Gerade jetzt, in einer Welt, die am Rande der Selbstzerstörung durch
Wirtschaftskriminalität im globalen Ausmaß, Terrorismus und Kriege des Hasses
zu stehen scheint, müssen wir wissen, warum - im psychologischen Sinne - ein Mensch mit einem Gewissen besser ist als ein Mensch, der
nicht von Gefühlen der Schuld oder der Reue eingeschränkt wird. Zum Teil ist
dieses Buch meine Antwort als Psychologin auf diese Frage, "Warum sollte
man ein Gewissen haben?" Um den Gründen näher zu kommen, werde ich
zunächst Menschen beschreiben, die kein Gewissen haben, die Soziopathen - wie
sie sich verhalten, wie sie fühlen.
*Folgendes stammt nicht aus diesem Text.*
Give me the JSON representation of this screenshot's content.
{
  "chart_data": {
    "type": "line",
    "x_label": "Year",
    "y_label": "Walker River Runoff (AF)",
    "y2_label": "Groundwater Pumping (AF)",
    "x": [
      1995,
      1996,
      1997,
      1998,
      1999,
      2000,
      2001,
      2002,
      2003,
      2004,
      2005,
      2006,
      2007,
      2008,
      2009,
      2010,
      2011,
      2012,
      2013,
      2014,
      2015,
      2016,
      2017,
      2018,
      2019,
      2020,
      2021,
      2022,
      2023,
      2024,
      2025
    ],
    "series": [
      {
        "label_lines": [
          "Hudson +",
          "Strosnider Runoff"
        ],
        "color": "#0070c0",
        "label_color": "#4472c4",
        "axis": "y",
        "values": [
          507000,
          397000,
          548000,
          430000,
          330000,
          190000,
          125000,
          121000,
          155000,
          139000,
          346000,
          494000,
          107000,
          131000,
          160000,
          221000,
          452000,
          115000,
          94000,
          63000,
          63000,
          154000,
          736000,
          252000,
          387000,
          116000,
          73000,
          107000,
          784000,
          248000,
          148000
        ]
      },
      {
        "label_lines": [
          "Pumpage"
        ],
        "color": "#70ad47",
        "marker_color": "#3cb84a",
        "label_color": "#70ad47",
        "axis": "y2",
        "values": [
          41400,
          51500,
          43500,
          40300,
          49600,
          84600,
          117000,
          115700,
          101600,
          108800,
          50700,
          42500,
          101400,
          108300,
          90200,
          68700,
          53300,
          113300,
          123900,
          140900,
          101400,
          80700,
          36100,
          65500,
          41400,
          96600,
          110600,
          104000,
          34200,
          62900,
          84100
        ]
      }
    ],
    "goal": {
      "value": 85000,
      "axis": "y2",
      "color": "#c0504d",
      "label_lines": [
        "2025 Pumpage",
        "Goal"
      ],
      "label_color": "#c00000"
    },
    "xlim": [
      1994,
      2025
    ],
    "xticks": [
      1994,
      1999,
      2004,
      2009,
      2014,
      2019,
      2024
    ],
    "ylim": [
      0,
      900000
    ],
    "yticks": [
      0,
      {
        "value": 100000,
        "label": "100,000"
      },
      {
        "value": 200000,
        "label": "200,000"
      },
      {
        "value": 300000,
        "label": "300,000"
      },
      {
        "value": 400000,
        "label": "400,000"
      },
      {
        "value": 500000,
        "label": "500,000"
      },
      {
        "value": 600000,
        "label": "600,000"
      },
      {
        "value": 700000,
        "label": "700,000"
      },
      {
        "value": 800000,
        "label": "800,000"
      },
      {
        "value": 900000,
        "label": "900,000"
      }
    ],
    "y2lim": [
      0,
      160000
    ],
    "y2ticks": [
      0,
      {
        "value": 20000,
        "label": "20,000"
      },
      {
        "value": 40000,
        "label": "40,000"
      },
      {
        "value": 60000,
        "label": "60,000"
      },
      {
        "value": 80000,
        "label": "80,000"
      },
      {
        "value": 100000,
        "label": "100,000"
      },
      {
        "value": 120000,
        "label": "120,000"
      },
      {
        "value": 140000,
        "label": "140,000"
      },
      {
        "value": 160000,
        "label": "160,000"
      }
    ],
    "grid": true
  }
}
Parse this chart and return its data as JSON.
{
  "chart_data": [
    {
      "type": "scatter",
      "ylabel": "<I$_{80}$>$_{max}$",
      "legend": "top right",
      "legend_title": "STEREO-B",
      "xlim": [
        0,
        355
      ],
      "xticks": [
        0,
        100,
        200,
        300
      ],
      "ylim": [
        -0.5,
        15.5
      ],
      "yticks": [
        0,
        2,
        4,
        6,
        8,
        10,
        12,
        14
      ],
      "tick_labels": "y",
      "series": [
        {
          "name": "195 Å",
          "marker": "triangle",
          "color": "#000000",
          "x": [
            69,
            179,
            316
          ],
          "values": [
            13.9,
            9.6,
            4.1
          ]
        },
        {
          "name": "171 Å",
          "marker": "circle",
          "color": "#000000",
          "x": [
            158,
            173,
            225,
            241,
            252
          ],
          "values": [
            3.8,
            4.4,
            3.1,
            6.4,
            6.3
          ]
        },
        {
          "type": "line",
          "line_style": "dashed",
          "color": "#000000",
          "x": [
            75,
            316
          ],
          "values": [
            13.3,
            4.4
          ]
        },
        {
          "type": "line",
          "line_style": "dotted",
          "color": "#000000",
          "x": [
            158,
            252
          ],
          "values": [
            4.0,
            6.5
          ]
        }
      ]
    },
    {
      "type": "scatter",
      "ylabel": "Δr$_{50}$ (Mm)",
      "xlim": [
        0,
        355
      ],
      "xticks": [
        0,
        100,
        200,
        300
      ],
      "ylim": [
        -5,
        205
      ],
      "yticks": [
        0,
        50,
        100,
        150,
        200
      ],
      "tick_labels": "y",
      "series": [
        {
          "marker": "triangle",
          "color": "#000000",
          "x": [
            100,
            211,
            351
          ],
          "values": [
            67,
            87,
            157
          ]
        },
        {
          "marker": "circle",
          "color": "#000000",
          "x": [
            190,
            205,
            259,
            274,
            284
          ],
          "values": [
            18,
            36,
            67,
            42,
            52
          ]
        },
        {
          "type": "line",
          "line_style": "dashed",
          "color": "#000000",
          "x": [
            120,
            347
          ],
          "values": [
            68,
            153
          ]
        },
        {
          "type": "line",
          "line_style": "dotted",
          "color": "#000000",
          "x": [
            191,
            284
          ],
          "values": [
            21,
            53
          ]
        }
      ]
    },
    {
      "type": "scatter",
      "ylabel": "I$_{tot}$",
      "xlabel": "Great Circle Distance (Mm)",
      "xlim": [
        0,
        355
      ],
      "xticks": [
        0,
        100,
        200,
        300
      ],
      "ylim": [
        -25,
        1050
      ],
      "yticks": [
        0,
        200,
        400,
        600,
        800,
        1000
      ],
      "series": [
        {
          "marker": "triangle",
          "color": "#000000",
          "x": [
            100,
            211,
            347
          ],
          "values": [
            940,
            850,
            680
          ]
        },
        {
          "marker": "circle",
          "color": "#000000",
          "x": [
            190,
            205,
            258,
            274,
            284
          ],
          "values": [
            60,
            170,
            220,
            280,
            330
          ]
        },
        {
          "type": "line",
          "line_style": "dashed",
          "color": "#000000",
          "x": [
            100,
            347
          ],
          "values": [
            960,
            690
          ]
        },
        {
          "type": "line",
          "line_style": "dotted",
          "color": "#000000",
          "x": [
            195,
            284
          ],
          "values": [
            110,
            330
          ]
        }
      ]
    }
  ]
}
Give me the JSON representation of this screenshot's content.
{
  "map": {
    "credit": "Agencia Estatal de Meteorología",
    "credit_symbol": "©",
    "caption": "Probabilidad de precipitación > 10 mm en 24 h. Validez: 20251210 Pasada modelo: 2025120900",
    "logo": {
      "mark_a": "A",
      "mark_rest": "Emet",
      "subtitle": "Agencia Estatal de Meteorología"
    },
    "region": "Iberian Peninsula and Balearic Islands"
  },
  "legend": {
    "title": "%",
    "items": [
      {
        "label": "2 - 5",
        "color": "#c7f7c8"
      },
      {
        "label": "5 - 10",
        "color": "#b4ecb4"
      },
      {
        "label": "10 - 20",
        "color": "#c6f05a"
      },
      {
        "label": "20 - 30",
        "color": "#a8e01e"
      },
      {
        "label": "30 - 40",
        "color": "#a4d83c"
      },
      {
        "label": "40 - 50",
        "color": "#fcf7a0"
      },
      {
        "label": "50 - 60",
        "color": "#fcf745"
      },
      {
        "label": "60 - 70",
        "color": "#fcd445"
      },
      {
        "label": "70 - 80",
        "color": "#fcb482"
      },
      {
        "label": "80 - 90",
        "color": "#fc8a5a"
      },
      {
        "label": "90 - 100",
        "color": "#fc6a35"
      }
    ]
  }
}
Anschließend will ich mithilfe der so
gewonnenen Einsichten für die restlichen 96 Prozent von uns untersuchen, was es
wert sein könnte, mit einer Eigenschaft ausgestattet zu sein, die einem oft
das Leben erschwert, Schmerzen verursacht und - ja, in der Tat - einen
einschränkt.
    Dieses
Buch ist auch mein Versuch, ehrenhafte Menschen vor "dem Soziopathen von
nebenan" zu warnen und dabei zu helfen, mit ihm umzugehen. Als Psychologin
und als Mensch habe ich mit ansehen müssen, wie allzu viele Leben fast zerstört
worden sind durch die Entscheidungen und Handlungen einiger weniger
gewissenloser Menschen. Diese Wenigen sind sowohl gefährlich als auch
verblüffend schwierig zu erkennen. Selbst wenn sie nicht körperlich gewalttätig
sind - und gerade dann, wenn sie uns vertraut sind und nahe stehen -, sind sie
doch mit Leichtigkeit imstande, das Leben einzelner Menschen durcheinander zu
bringen und die menschliche Gesellschaft insgesamt unsicher zu machen. Meiner
Ansicht nach ist die Dominanz von gewissenlosen Menschen über uns andere ein
besonders verbreitetes und abstoßendes Beispiel für das, was der Romancier F.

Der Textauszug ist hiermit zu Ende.